Comment prendre du recul et accéder à tout notre potentiel ?

Quelques séances de coaching permettent d’apprendre à basculer volontairement du mode mental automatique au mode mental adaptatif ou agile, afin de trouver des réponses adaptées à des situations complexes, signalées par un inconfort émotionnel (stress, anxiété…), comportemental (douleurs, crispations, perte d’énergie…), mental (idées noires…).

Il peut s’agir de situations où l’on a du mal à s’exprimer en public, à faire valoir son point de vue, de difficultés relationnelles ponctuelles ou récurrentes, de réorientation professionnelle…

En quoi l’ANC est-elle différente d’autres types d’approches ?

L’Approche Neurocognitive et Comportementale se distingue d’autres modèles par une approche par contenant. Imaginez un bol rempli d’eau. Le bol est le contenant, l’eau le contenu. Si vous remplacez l’eau par du lait, le bol, lui est toujours le même. Prenons le contenant du stress.

Vous vous êtes probablement déjà senti stressé-e de multiples façons, pour de multiples raisons, en diverses circonstances.

Dans cet exemple, le contenant est le stress, et le contenu la situation qui nous stresse, et l’état d’esprit dans lequel nous l’abordons.

L’intérêt de cette approche est de travailler sur le contenant, ce qui règle toutes les situations où il est activé.
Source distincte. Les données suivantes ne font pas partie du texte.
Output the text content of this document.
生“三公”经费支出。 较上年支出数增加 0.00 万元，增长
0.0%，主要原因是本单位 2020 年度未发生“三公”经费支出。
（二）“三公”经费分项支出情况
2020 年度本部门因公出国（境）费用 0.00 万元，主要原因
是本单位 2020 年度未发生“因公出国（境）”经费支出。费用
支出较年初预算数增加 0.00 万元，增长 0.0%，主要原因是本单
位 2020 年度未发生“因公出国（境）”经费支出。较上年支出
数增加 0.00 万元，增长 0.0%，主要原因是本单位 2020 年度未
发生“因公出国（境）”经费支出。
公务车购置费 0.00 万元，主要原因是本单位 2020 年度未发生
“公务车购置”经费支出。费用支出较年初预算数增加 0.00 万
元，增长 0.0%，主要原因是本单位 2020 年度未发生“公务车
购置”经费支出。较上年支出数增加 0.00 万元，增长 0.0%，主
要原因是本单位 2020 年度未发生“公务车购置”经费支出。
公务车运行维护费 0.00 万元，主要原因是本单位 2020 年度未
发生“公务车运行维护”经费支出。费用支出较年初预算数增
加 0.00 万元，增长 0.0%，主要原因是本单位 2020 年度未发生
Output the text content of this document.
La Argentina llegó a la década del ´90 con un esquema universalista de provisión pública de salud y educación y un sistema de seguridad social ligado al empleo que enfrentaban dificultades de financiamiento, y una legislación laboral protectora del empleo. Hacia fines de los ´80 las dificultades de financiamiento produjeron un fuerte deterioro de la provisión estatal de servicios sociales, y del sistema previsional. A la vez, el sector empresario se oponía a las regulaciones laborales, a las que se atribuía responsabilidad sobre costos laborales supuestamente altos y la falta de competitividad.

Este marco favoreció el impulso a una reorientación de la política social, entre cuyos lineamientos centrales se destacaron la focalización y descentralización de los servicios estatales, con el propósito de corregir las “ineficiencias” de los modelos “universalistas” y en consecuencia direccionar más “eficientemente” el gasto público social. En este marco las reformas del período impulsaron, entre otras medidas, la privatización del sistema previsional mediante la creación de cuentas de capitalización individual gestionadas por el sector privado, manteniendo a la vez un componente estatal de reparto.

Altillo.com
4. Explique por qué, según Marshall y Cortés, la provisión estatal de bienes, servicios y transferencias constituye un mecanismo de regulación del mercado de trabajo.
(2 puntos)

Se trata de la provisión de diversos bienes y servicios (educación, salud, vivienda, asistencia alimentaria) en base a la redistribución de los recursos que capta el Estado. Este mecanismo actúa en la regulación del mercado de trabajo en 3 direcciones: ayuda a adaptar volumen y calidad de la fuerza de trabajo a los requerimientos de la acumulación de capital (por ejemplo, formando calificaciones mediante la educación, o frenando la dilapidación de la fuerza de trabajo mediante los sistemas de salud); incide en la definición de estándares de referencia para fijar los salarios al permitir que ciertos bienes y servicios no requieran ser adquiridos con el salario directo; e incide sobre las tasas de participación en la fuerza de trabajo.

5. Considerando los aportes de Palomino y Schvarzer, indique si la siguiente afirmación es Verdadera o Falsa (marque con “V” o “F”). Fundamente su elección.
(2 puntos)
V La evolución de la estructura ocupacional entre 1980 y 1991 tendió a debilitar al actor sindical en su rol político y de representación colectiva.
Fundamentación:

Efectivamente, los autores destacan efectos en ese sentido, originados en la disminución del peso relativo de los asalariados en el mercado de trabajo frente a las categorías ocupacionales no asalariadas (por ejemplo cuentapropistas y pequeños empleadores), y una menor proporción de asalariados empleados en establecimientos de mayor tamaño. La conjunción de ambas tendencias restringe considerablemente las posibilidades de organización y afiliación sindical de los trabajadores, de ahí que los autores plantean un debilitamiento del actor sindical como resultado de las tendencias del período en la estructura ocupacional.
Dans l’exemple du stress, vous apprenez à apprivoiser ce signal et à prendre du recul, quelle que soit la situation qui l’a généré.

C’est donc très puissant !

C’est en cela que le coaching ANC est un coaching durable.

En savoir plus sur l’ANC

L’ANC est adossée à une structure de recherche (Le Fonds IME) dirigée par le Docteur Jacques Fradin, à l’origine de l’approche.